There are good grounds for believing that the French government has demanded the expulsion of the Jersey exiles from our ministers, and that instead of answering as they ought to have done, they have complied with the demand as far as they could. In a letter from Vienna, published in the Cologne Gazette, and reproduced in our impression of this day, it is stated that the Austrian government has made application to the court of St James’s for the expulsion of political exiles, and that the French government has instructed its ambassador here to support the application. And the Moniteur of yesterday contains a letter from Jersey, dated the 26th inst., in which it is stated that the exiles have received warning to quit the island. These two documents leave little room for doubt as to the parties at whose instigation ministers have violated the practice of the English constitution. To have complied with such a request from Napoleon III—who has had practical experience of the protection our laws extend to political exiles—would have been bad enough, but to comply with such a request from Austria implies a degree of meanness that we dare not trust ourselves to designate by the epithets which force themselves upon us. Lord Palmerston and his associates affected to deprecate the obsequiousness shown to Austria by Lord John Russell at the conferences of Vienna; the obsequiousness they have now shown themselves to that equivocal power is infinitely more disgraceful. The honour of England has been laid prostrate at the feet of continental despotism by the Palmerston ministry.

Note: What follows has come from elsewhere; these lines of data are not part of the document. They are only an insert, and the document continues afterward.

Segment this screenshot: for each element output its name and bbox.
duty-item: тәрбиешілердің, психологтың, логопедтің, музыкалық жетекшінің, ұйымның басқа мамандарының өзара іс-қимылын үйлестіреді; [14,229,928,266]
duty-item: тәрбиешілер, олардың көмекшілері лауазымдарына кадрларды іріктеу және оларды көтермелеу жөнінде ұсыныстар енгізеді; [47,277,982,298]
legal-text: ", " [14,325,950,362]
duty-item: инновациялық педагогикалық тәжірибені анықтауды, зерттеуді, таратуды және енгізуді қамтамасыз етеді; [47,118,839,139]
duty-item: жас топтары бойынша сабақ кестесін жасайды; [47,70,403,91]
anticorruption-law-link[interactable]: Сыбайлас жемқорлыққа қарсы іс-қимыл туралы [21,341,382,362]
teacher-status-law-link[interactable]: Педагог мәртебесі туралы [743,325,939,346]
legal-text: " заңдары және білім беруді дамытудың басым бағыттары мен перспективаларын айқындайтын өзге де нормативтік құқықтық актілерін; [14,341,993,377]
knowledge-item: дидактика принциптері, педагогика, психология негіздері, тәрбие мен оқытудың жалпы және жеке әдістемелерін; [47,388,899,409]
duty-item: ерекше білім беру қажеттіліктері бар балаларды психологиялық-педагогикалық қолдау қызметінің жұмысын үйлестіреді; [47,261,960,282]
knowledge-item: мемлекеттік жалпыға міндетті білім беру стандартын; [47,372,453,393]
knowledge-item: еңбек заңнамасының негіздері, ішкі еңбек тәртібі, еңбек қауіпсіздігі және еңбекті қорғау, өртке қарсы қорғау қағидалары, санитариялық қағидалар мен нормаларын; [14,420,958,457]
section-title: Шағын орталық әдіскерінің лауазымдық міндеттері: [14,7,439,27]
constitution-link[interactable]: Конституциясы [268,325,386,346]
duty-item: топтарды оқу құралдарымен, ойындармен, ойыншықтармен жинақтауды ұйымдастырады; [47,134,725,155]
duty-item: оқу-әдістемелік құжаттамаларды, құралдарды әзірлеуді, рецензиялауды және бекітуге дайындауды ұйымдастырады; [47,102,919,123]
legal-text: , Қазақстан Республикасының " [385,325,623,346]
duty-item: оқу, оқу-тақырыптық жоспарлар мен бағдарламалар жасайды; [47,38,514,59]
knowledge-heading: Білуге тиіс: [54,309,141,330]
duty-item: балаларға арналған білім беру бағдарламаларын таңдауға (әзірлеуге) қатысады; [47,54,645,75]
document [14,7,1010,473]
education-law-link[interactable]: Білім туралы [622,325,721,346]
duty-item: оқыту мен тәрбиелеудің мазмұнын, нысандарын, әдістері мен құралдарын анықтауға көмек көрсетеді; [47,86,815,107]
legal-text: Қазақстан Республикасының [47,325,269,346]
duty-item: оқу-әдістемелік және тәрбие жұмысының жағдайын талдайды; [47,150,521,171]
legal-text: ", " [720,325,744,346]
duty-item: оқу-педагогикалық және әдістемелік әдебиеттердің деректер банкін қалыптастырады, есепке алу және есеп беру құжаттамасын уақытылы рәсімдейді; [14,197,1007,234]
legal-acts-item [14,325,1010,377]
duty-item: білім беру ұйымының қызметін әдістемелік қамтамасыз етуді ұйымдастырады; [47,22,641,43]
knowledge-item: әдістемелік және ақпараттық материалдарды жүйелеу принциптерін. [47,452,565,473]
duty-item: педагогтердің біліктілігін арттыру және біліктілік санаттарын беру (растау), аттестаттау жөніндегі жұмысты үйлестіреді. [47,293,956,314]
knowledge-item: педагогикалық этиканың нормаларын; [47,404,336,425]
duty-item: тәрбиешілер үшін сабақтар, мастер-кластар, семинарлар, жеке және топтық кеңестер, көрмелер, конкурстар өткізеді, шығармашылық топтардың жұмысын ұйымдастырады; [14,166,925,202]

This Jersey affair is not the first step of our government in its descent from the proud position maintained by English governments in 1782 and 1803—epochs at which public opinion was for more enlightened than now on the subject of political rights and immunities of citizens and foreign sojourners amongst us. In 1853, the Messrs Hale and Son were summoned to Bow Street, to answer a charge of having in their possession a quantity of gunpowder greater than was allowed by law. Strenuous efforts were made to prove that a connexion existed between the accused and M Kossuth. When this was found to be impossible, the proceedings were allowed to drop—the prosecution was terminated by a compromise. No doubt was entertained at the time that the main object of these proceedings was to obtain an excuse for gratifying the Austrian government, by expelling M Kossuth from this country. In 1853, the government of the day had not mustered courage to depart from the precedent established by the ultra-Tory Lord Hawkesbury half a century before. But when men once venture upon a deviation from the path of rectitude and legality—however slight—their subsequent downward career is rapid. Two short years have sufficed to embolden ministers to their present avowal of disregard for the hereditary liberties of England.

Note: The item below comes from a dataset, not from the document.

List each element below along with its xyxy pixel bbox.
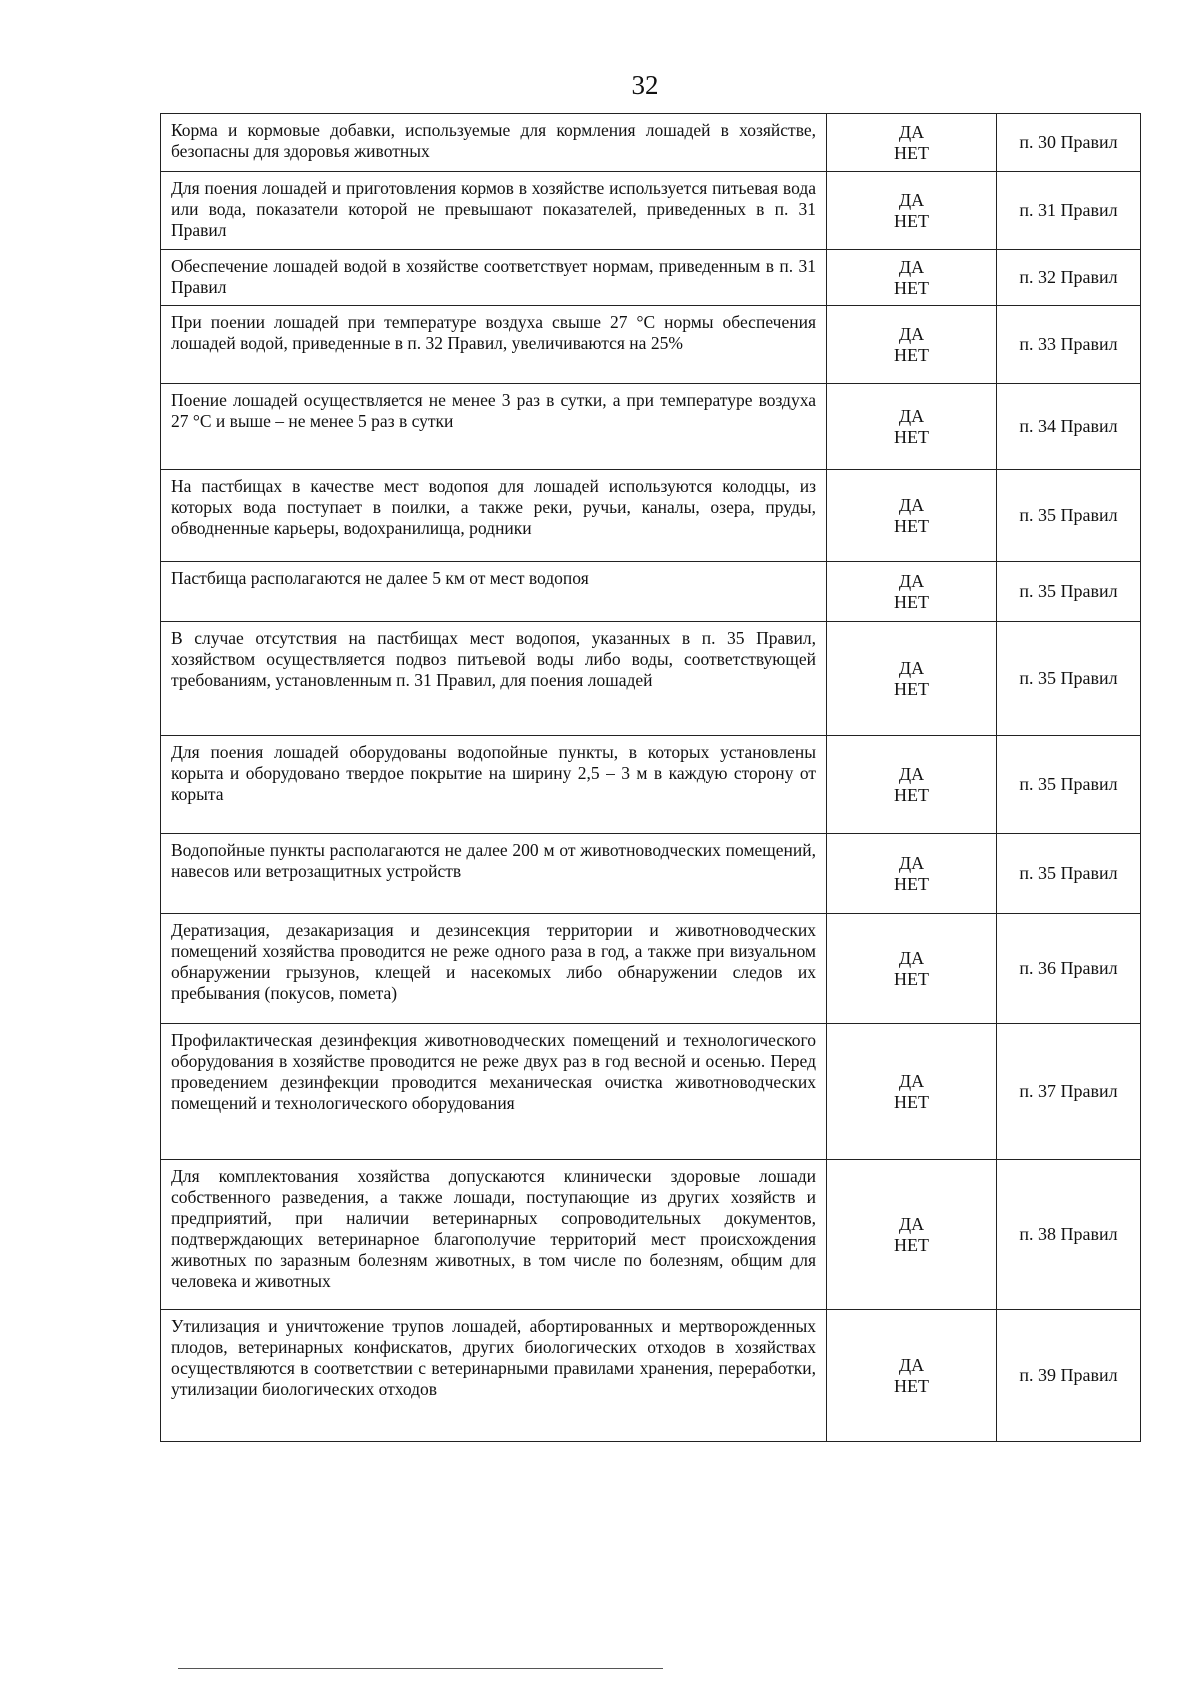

In a letter from Jersey it is stated that M Victor Hugo will remain at Guernsey until Lord Palmerston presents a more stringent alien bill to Parliament. We feel confident that if M Victor Hugo remains at Guernsey till such an event takes place, his presence there will be a lengthened one. Fallen though Lord Palmerston is, he will have too much prudence to risk the damaging debates to which the introduction of such a measure would give rise. Neither he nor his imperial masters will court the renewed publicity that would be given to the transactions of 1851 by the discussions of the House of Commons. And yet we do not wonder that an exile smarting under an act of injustice, seeing that our first protest against the lawless proceedings at Jersey has not been supported by any of the liberal organs in the daily press of the metropolis, and that not a whisper against the outrage has been breathed during parliamentary canvass now in progress in the borough of Southwark, should look forward to such a suicidal move on the part of our premier as probable. The future historian of the 19th century will point to the Jersey outrages, and to the apathy with which they seem to be endured by the English public, as the darkest blot on the history of our age.—Daily News.